Elle soutient que le fournisseur n'avait aucune obligation d'assister son distributeur dans sa reconversion et notamment dans sa cession. Elle ajoute que sa liberté de résilier un contrat de distribution ne pouvait être entravée par le fait de permettre au distributeur en cause de céder son fonds de commerce, dès lors que le préavis contractuel était respecté.

Elle précise qu'il existe une distinction entre le fait non fautif de mettre un terme à un contrat lorsque le concessionnaire agréé n'est pas en pourparlers de cession, d'une part et, d'autre part, le fait fautif de mettre fin à un contrat alors que le distributeur est en pourparlers de cession.

Enfin, elle estime que le préjudice allégué n'est pas démontré ; en ce sens, elle conteste la valorisation faite par les sociétés Montchapet Automobiles et Est Automobiles des fonds de commerce et fait valoir que cette sorte de valeur n'existe pas dans l'absolu.

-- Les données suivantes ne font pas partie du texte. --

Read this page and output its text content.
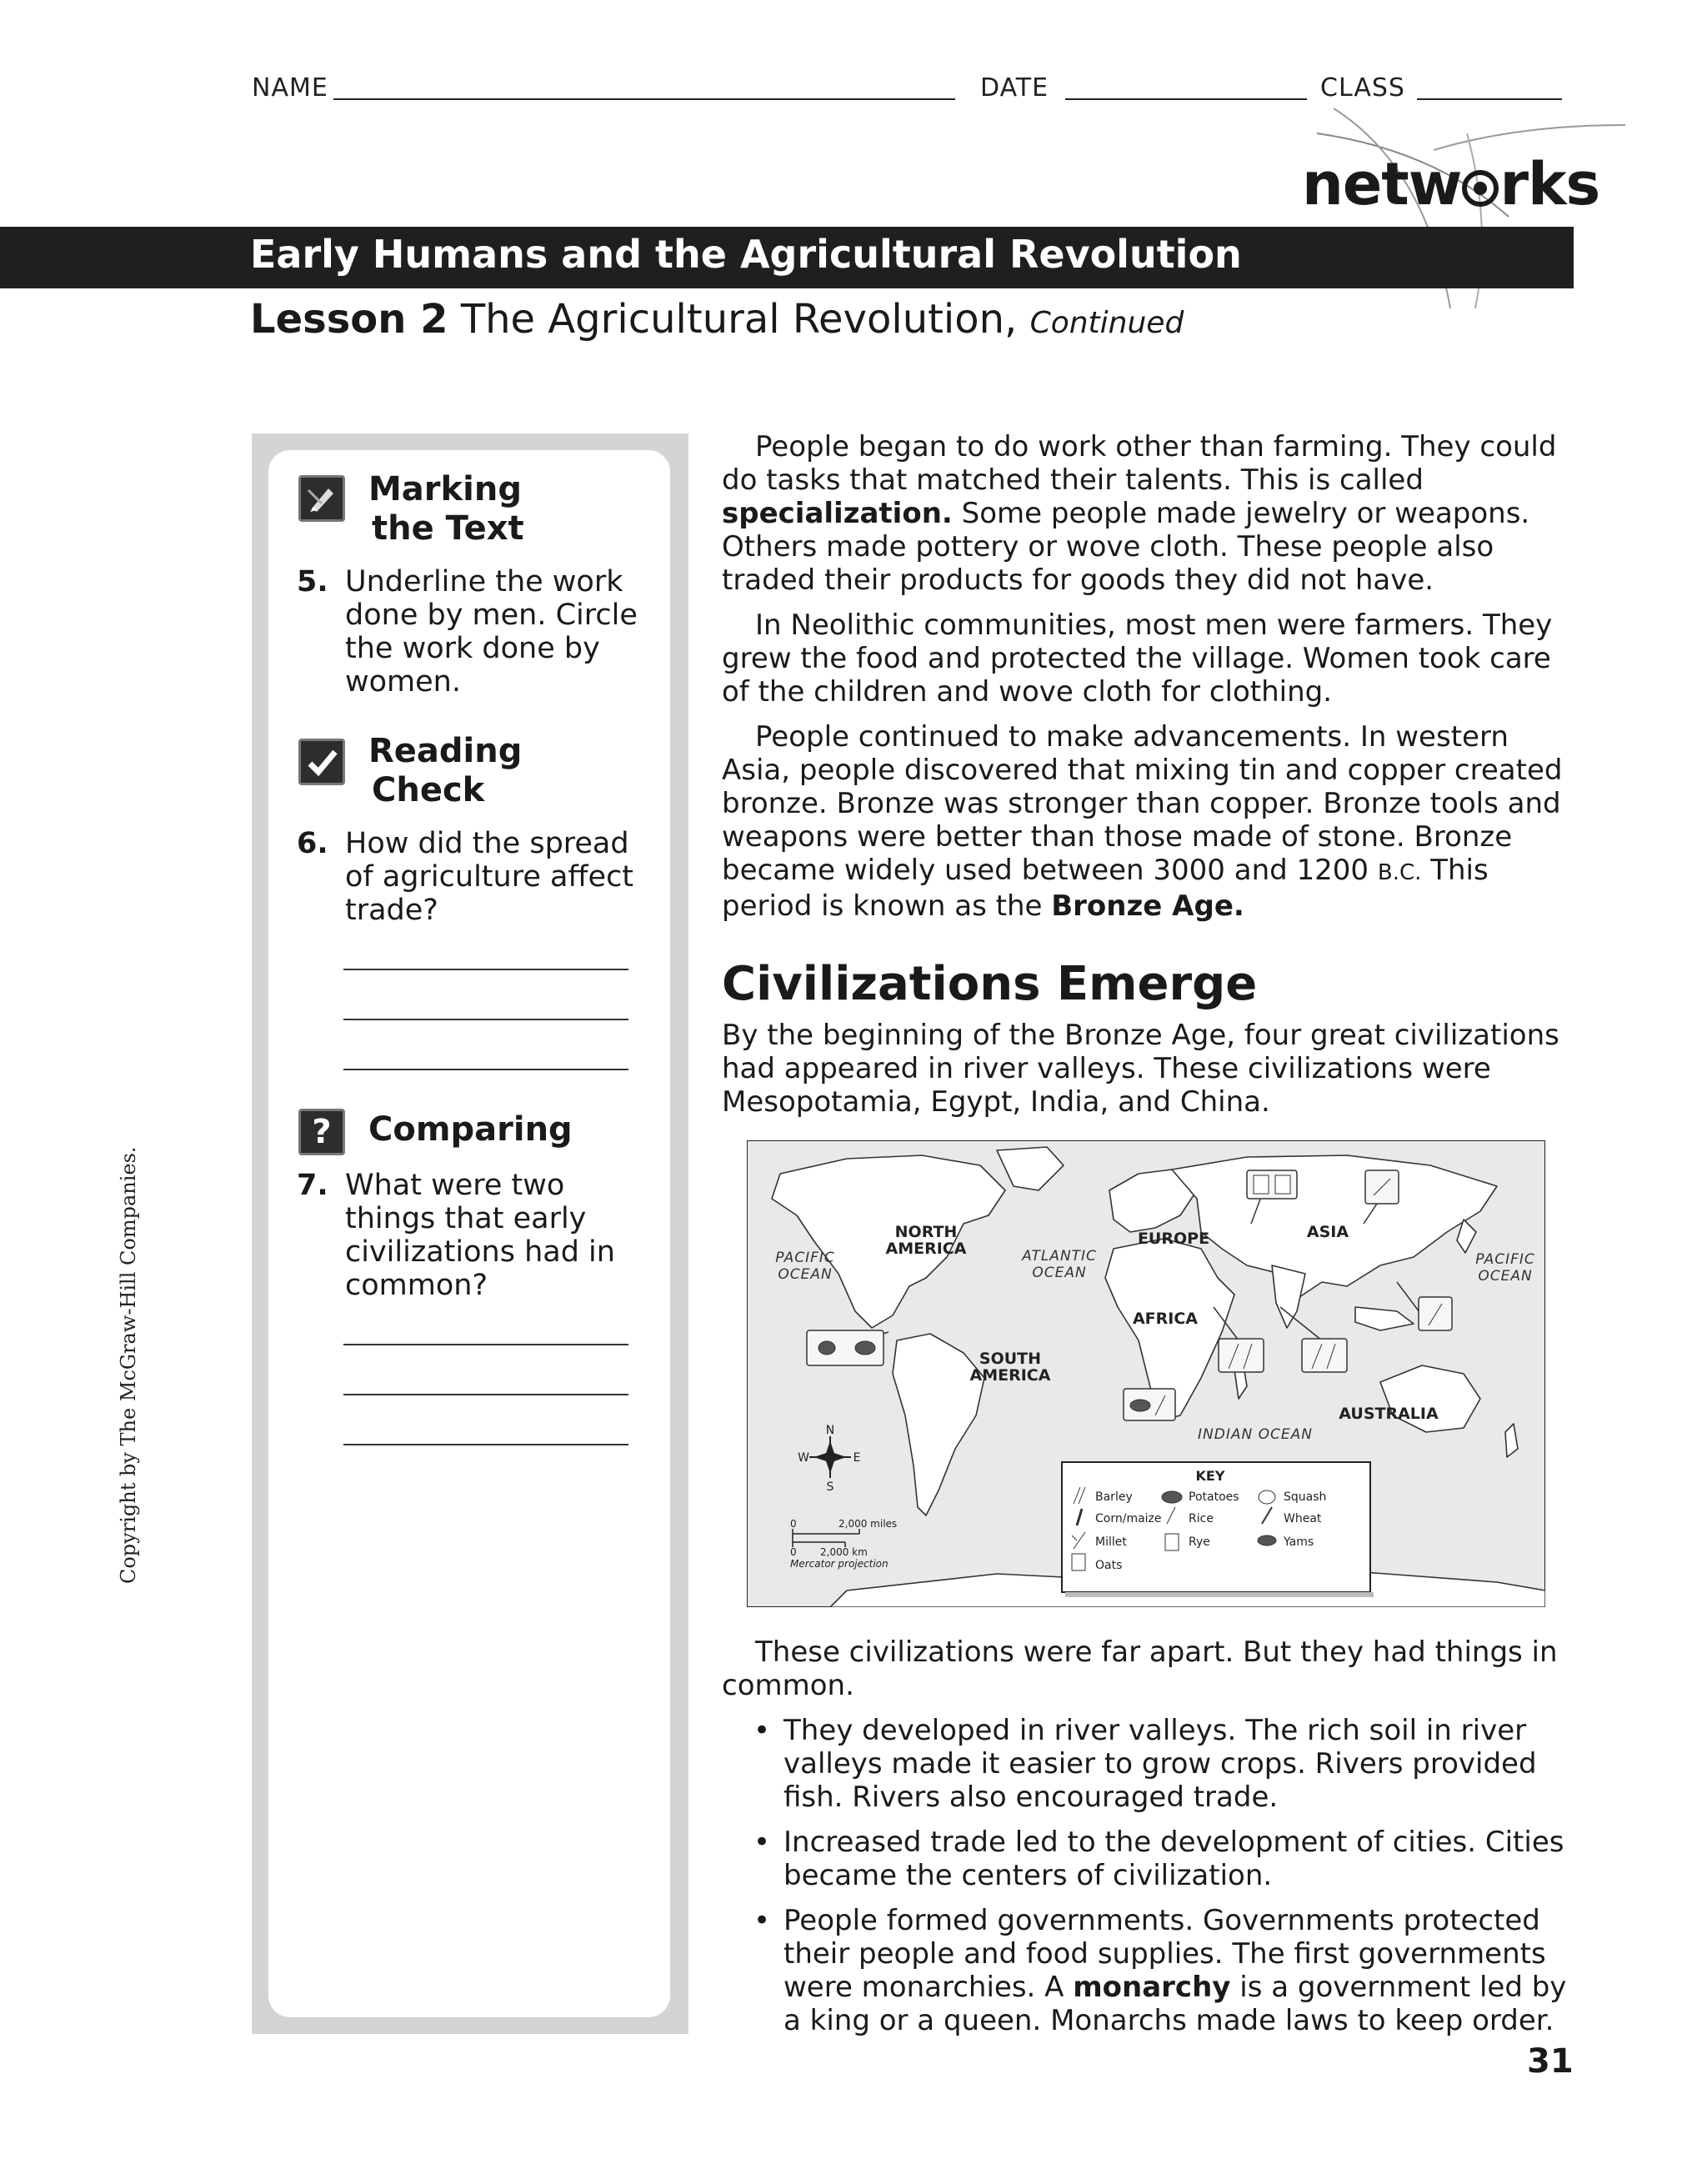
NAME	DATE	CLASS
netw rks
Early Humans and the Agricultural Revolution
Lesson 2 The Agricultural Revolution, Continued
Marking
the Text
5. Underline the work done by men. Circle the work done by women.
Reading
Check
6. How did the spread of agriculture affect trade?
?	Comparing
7. What were two things that early civilizations had in common?
People began to do work other than farming. They could do tasks that matched their talents. This is called specialization. Some people made jewelry or weapons. Others made pottery or wove cloth. These people also traded their products for goods they did not have.
In Neolithic communities, most men were farmers. They grew the food and protected the village. Women took care of the children and wove cloth for clothing.
People continued to make advancements. In western Asia, people discovered that mixing tin and copper created bronze. Bronze was stronger than copper. Bronze tools and weapons were better than those made of stone. Bronze became widely used between 3000 and 1200 B.C. This period is known as the Bronze Age.
Civilizations Emerge
By the beginning of the Bronze Age, four great civilizations had appeared in river valleys. These civilizations were Mesopotamia, Egypt, India, and China.
NORTH
AMERICA
SOUTH
AMERICA
EUROPE	ASIA
AFRICA
AUSTRALIA
PACIFIC
OCEAN
ATLANTIC
OCEAN
PACIFIC
OCEAN
INDIAN OCEAN
N
S
E
W
0	2,000 miles
0 2,000 km
Mercator projection
KEY
Barley
Corn/maize
Millet
Oats
Potatoes
Rice
Rye
Squash
Wheat
Yams
These civilizations were far apart. But they had things in common.
• They developed in river valleys. The rich soil in river valleys made it easier to grow crops. Rivers provided fish. Rivers also encouraged trade.
• Increased trade led to the development of cities. Cities became the centers of civilization.
• People formed governments. Governments protected their people and food supplies. The first governments were monarchies. A monarchy is a government led by a king or a queen. Monarchs made laws to keep order.
Copyright by The McGraw-Hill Companies.
31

Elle estime en outre que le fait de ne pas vendre un fonds de commerce ne constitue pas un préjudice indemnisable et que la cessation d'un contrat de distribution ne porte pas atteinte à la valeur d'un fonds de commerce puisqu'il n'en fait pas partie.

La cour rappelle tout d'abord qu'en droit, la société Mazda Automobiles France ne peut voir engager sa responsabilité pour avoir résilié l'un ou l'autre des contrats de concessionnaire en cause, à moins que ne soit caractérisé un abus du droit de résiliation.

A cet égard, il est établi par courriel du 28 août 2014 de M. X, dirigeant de la société Montchapet Automobiles et de la société Est Automobiles, et par courriel de la société Mazda Automobiles France du 15 septembre 2014, que depuis le mois de juillet 2014, M. X, avait informé le fournisseur de la décision d'arrêter la représentation de la marque sur l'ensemble des sites (Dijon, Troyes et Auxerre), la société Mazda Automobiles France ayant ensuite lancé une prospection et trouvé des candidats, en particulier pour Dijon.

Il est également établi que cette annonce avait fait suite à des difficultés de gestion dont M. X a lui-même indiqué qu'elles s'enracinaient dans la situation du site de Troyes et qu'elles remontaient, par capillarité, à l'ensemble du groupe.

Par courriel du 4 novembre 2014, la société Mazda Automobiles France a agréé un candidat à la cession du site de Dijon et, par courriel du 6 novembre 2014, elle a fourni les informations récentes recueilles dans le réseau pour l'évaluation du fonds de commerce, précisant qu'elle ne devait pas interférer dans la négociation en cours. La société Mazda Automobiles France a assuré en particulier que les éléments incorporels du fonds de commerce s'appréciaient généralement à l'époque entre 400 euros et 900 euros par véhicule neuf, avec une moyenne de 650 euros.

Or, la société Montchapet Automobiles expose avoir vendu les éléments incorporels du fonds de commerce au prix de 69 000 euros, en considérant un nombre de véhicules neufs vendus égal à 106, selon l'objectif commercial fixé par la société Mazda Automobiles France.

Il apparaît donc que ce prix correspond presqu'exactement à la moyenne indiquée par la société Mazda Automobiles France (650 x 106 = 68 900), sans que rien ne prouve que la société Montchapet Automobiles ait eu une chance de vendre à un prix supérieur, au cas où la résiliation n'aurait pas été prononcée.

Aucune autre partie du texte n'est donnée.